Son once minutos en los que se defendió y se puso en lugar de víctima en vez de victimario. Habló de una maldición que perseguía a su familia, debido a las tragedias que los asolaban. Pero en este caso la tragedia le ocurrió a otros, no a los Kennedy. Los Kochepne perdieron a una hija de 26 años en un accidente, a una hija que no recibió asistencia, que no obtuvo siquiera que se esclarecieran las circunstancias de su muerte.

Si Kennedy recibió algún tipo de condena social se debió a la sospecha de haber engañado a su esposa, de que el hundimiento del auto se produjo en medio de una aventura extramatrimonial. Y no por su accionar delictivo. Chappaquiddick también es un mojón en la vida política norteamericana. Es la primera vez que una conducta privada influyó en las aspiraciones presidenciales de un candidato.

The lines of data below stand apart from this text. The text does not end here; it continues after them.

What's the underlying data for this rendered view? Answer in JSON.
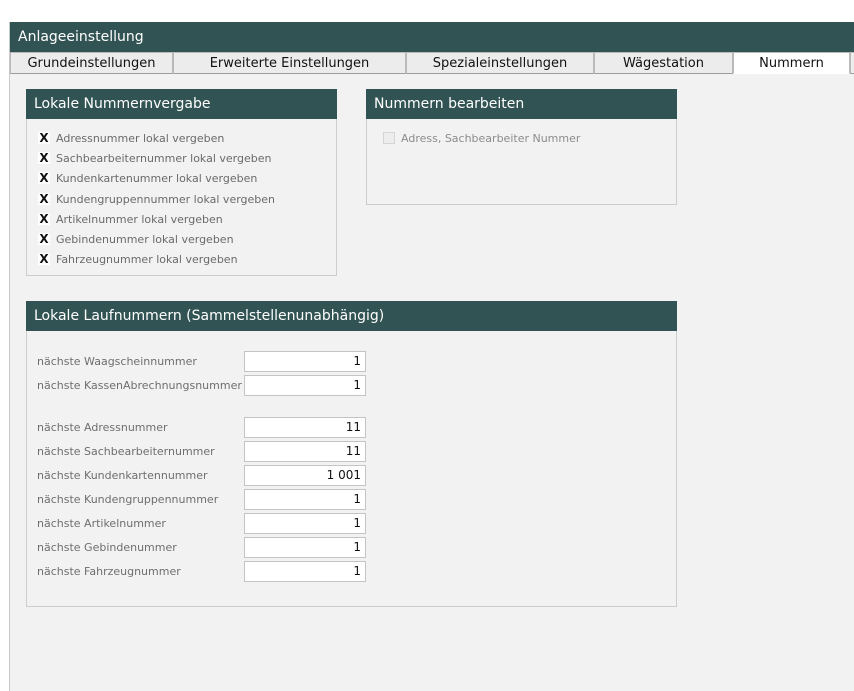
{
  "window": {
    "title": "Anlageeinstellung"
  },
  "tabs": [
    {
      "label": "Grundeinstellungen",
      "active": false
    },
    {
      "label": "Erweiterte Einstellungen",
      "active": false
    },
    {
      "label": "Spezialeinstellungen",
      "active": false
    },
    {
      "label": "Wägestation",
      "active": false
    },
    {
      "label": "Nummern",
      "active": true
    }
  ],
  "lokale_nummernvergabe": {
    "title": "Lokale Nummernvergabe",
    "items": [
      {
        "label": "Adressnummer lokal vergeben",
        "checked": true
      },
      {
        "label": "Sachbearbeiternummer lokal vergeben",
        "checked": true
      },
      {
        "label": "Kundenkartenummer lokal vergeben",
        "checked": true
      },
      {
        "label": "Kundengruppennummer lokal vergeben",
        "checked": true
      },
      {
        "label": "Artikelnummer lokal vergeben",
        "checked": true
      },
      {
        "label": "Gebindenummer lokal vergeben",
        "checked": true
      },
      {
        "label": "Fahrzeugnummer lokal vergeben",
        "checked": true
      }
    ],
    "check_mark": "X"
  },
  "nummern_bearbeiten": {
    "title": "Nummern bearbeiten",
    "items": [
      {
        "label": "Adress, Sachbearbeiter Nummer",
        "checked": false,
        "disabled": true
      }
    ]
  },
  "lokale_laufnummern": {
    "title": "Lokale Laufnummern (Sammelstellenunabhängig)",
    "group1": [
      {
        "label": "nächste Waagscheinnummer",
        "value": "1"
      },
      {
        "label": "nächste KassenAbrechnungsnummer",
        "value": "1"
      }
    ],
    "group2": [
      {
        "label": "nächste Adressnummer",
        "value": "11"
      },
      {
        "label": "nächste Sachbearbeiternummer",
        "value": "11"
      },
      {
        "label": "nächste Kundenkartennummer",
        "value": "1 001"
      },
      {
        "label": "nächste Kundengruppennummer",
        "value": "1"
      },
      {
        "label": "nächste Artikelnummer",
        "value": "1"
      },
      {
        "label": "nächste Gebindenummer",
        "value": "1"
      },
      {
        "label": "nächste Fahrzeugnummer",
        "value": "1"
      }
    ]
  },
  "colors": {
    "header": "#325353",
    "background": "#f2f2f2"
  }
}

Las especulaciones sobre lo que pasó esa noche en Chappaquiddick no concluirán nunca. ¿Por qué Ted Kennedy salió del vehículo y Mary Jo no? ¿Intentó salvarla? ¿Por qué no dio aviso antes a los rescatistas? ¿Qué pensaba hacer la mañana siguiente? ¿Hacia dónde se dirigía la pareja en el auto?

El senador Ted Kennedy en abril de 2009, poco antes de morir (Foto: Ron Sachs/Shutterstock)
El senador Ted Kennedy en abril de 2009, poco antes de morir (Foto: Ron Sachs/Shutterstock)

Lo que se sabe es que Kennedy no fue juzgado, sus amigos tampoco como cómplices, que la Justicia determinó que Mary Jo murió ahogada y que por eso no era necesario realizar una autopsia, que el auto no fue peritado y que los padres de Mary Joe recibieron poco más de 150 mil dólares de compensación económica (100 mil de parte de Kennedy y el resto del seguro).

También sabemos que a raíz del escándalo Ted Kennedy no se presentó a luchar por la candidatura presidencial en 1972 y 1976. Pero sí lo hizo en 1980 y perdió las internas con el entonces presidente Jimmy Carter, quien en la campaña no perdió oportunidad para chicanearlo sutilmente con este asunto.

En la memoria colectiva el Incidente de Chappaquiddick (así se lo conoce en Estados Unidos) quedó como un eslabón más de  la cadena de desgracias de la familia Kennedy. Y como el hecho que impidió que otro Kennedy llegara a presidente. Pero el hecho debiera ser recordado como el episodio que no fue obstáculo para que el joven senador fuera reelegido siete veces consecutivas como senador por Massachussets, y que no impidió que mantuviera todos sus privilegios y que hoy sea recordado como un gran legislador (su labor parlamentaria es reconocida por los especialistas).

No hubo "maldición Kennedy" en Chappaquiddick. Se trató de, al menos, un actuar negligente de su parte que ocasionó una muerte por la que nunca debió rendir cuentas en la justicia. Chappaquiddick fue una muestra obscena y universal de la relación íntima  entre el poder y la impunidad.